Toy collecting is at an all-time high today, nationwide and around the world. Old toys that once enchanted small children today keep thousands of adults searching at shops, antiques fairs, auctions, and flea markets for possible acquisitions. Virtually every kind of toy made from the 19th century through the 1950s — tin wagons and robots, dolls with china heads and Shirley Temple face, Popeye windups and Uncle Remus banks — is climbing in price and rarities grow rarer each year. When it comes to their playthings, collectors are a very serious breed.
Mr Forbes, for one, is extremely serious about his toy soldiers. The Forbes Magazine Museum of Military Miniatures in Palais Mendoub, Tangier, Morocco, numbers 70,000 soldierly toys. Recently at auction at Phillips in London, he added to his collection a vintage 1916 battalion. This set of 666 soldiers of the London Scottish Regiment went to Forbes for $12,339, making it the most expensive ever auctioned.

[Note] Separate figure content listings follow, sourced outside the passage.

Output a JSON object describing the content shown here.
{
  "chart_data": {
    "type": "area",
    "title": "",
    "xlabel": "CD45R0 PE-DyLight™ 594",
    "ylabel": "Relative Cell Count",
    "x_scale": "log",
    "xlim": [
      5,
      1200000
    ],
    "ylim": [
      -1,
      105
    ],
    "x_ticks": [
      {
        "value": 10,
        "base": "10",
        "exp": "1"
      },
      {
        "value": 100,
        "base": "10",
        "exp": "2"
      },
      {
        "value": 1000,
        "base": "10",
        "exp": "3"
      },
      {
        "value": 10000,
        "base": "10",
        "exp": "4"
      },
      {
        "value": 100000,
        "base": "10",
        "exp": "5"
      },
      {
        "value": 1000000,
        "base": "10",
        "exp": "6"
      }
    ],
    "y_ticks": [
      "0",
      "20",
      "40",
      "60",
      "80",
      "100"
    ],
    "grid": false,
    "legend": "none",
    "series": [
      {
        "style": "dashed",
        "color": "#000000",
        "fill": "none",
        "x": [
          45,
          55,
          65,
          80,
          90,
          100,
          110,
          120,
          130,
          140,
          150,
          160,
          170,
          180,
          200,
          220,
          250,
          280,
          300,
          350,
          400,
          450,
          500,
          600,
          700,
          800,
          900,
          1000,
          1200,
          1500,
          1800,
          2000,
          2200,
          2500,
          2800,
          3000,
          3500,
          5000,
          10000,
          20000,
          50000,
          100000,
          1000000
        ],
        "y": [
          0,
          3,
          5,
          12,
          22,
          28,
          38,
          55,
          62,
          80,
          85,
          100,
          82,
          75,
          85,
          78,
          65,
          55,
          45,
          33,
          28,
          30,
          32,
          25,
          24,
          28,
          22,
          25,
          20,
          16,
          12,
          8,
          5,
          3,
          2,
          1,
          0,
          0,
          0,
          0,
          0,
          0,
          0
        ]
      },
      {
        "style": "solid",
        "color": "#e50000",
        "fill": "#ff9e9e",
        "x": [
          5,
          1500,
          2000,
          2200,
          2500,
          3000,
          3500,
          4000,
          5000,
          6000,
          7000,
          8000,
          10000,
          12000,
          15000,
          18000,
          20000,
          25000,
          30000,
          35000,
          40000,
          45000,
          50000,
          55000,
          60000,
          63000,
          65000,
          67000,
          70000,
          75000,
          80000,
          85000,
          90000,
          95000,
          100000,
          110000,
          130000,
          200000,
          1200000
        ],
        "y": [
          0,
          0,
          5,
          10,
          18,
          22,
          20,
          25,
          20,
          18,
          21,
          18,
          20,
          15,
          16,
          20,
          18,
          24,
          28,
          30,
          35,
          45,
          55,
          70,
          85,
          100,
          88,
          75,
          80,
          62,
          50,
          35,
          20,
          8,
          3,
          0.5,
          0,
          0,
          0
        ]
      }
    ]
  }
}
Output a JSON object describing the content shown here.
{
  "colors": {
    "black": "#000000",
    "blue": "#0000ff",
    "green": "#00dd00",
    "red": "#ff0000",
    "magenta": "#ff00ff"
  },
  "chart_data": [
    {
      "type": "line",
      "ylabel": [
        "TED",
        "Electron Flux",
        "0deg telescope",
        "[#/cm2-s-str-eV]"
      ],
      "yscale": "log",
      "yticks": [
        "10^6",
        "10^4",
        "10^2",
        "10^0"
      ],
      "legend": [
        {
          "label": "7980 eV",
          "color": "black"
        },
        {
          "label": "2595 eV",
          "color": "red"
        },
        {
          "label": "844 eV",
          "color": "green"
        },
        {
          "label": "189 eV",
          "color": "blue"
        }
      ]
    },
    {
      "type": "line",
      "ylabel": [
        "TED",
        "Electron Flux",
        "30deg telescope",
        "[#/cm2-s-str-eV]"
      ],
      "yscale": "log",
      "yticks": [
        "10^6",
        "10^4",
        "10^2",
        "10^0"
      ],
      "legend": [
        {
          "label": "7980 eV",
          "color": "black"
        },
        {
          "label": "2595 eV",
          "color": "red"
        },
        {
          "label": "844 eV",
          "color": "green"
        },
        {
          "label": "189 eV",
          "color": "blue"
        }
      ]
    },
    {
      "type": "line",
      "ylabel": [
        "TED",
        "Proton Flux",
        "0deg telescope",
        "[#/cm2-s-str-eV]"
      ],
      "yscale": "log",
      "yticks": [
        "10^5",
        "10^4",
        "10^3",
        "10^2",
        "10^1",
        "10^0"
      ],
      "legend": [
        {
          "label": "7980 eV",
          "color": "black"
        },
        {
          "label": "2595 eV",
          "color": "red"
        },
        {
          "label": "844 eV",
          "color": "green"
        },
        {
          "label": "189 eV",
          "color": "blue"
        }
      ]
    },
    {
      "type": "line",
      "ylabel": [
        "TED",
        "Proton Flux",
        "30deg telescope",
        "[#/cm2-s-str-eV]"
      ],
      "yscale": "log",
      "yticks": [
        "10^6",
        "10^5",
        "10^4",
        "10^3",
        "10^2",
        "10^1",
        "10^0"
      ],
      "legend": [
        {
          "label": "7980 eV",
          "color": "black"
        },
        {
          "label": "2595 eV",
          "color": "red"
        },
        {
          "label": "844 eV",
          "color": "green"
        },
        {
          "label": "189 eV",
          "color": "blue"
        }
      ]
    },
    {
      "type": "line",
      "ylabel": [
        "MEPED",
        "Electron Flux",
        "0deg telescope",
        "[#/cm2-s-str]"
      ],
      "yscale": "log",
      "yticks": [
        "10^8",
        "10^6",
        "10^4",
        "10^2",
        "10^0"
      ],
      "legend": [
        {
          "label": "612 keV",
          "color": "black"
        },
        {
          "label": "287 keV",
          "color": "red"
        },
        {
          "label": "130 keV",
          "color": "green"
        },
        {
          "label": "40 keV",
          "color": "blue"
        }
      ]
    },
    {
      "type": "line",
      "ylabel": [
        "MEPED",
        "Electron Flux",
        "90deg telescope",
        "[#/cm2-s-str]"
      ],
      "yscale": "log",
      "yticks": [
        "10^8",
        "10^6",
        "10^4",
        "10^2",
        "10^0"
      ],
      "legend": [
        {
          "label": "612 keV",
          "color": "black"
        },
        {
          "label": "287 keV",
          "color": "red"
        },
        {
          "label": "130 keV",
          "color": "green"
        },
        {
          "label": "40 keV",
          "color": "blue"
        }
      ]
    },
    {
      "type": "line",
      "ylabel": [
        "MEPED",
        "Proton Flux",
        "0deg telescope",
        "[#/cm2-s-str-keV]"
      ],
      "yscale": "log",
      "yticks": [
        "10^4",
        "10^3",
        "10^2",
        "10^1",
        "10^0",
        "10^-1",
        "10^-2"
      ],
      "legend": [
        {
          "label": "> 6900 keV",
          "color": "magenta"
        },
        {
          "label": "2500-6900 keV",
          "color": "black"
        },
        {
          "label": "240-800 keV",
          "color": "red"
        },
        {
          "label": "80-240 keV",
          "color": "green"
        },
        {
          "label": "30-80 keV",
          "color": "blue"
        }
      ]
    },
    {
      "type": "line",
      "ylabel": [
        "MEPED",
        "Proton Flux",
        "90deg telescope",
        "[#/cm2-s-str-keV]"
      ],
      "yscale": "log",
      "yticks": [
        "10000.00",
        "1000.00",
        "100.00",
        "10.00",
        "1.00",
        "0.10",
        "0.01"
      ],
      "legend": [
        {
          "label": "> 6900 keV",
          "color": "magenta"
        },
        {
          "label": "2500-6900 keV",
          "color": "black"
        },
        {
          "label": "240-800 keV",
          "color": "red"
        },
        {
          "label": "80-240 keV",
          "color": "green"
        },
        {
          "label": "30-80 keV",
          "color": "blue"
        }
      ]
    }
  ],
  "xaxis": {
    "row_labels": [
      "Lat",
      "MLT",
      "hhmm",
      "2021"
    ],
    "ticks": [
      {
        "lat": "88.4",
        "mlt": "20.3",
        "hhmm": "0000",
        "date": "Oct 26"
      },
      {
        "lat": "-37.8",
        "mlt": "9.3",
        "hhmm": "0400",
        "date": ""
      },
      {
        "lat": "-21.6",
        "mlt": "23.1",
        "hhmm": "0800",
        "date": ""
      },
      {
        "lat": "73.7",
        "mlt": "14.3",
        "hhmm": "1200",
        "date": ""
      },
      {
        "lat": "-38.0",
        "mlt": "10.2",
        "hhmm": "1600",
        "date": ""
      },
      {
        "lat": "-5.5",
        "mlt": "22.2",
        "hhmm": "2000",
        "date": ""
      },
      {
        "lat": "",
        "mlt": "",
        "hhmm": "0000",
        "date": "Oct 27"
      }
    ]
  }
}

Mr Forbes was also active in the bidding in August for the toy soldiers that British bank clerk Leonard W Richards collected until his death at 75 a year ago. The 17,000 lead miniatures, the largest toy-soldier collection ever gaveled, totaled $124,890 in the two-day Phillips auction, an all-time high for such a specialty sale. The event also rewrote the record for a single toy soldier to $512.20 with the sale to a British collector of a British Camel Corps soldier manufactured by William Britains in 1910. When it was new, that palm-sized lead figure cost two pennies.
One of the most active areas of collecting is the windup comic-character toys that were all the rage in the 1920s and 1930s. Robert Lesser, a New York collector who owns hundreds of these tin windups, recently purchased for $3,000 one of the rarest of them, a Mickey Mouse and Minnie Mouse on a motorcycle, made in Germany by Tipp around 1930. Another German-made Mickey and Minnie with a barrel organ sold four years ago for $3,600.
“If it appeared today, who knows how much it would sell for, maybe $10,000,” Lesser said. “If you find it, you name your own price.” The rarity of, and thus the demand for, these early Mickey and Minnie Mouse toys is due in part to the fact that they have five fingers; this error reportedly so angered Walt Disney that the producers changed the design to four fingers.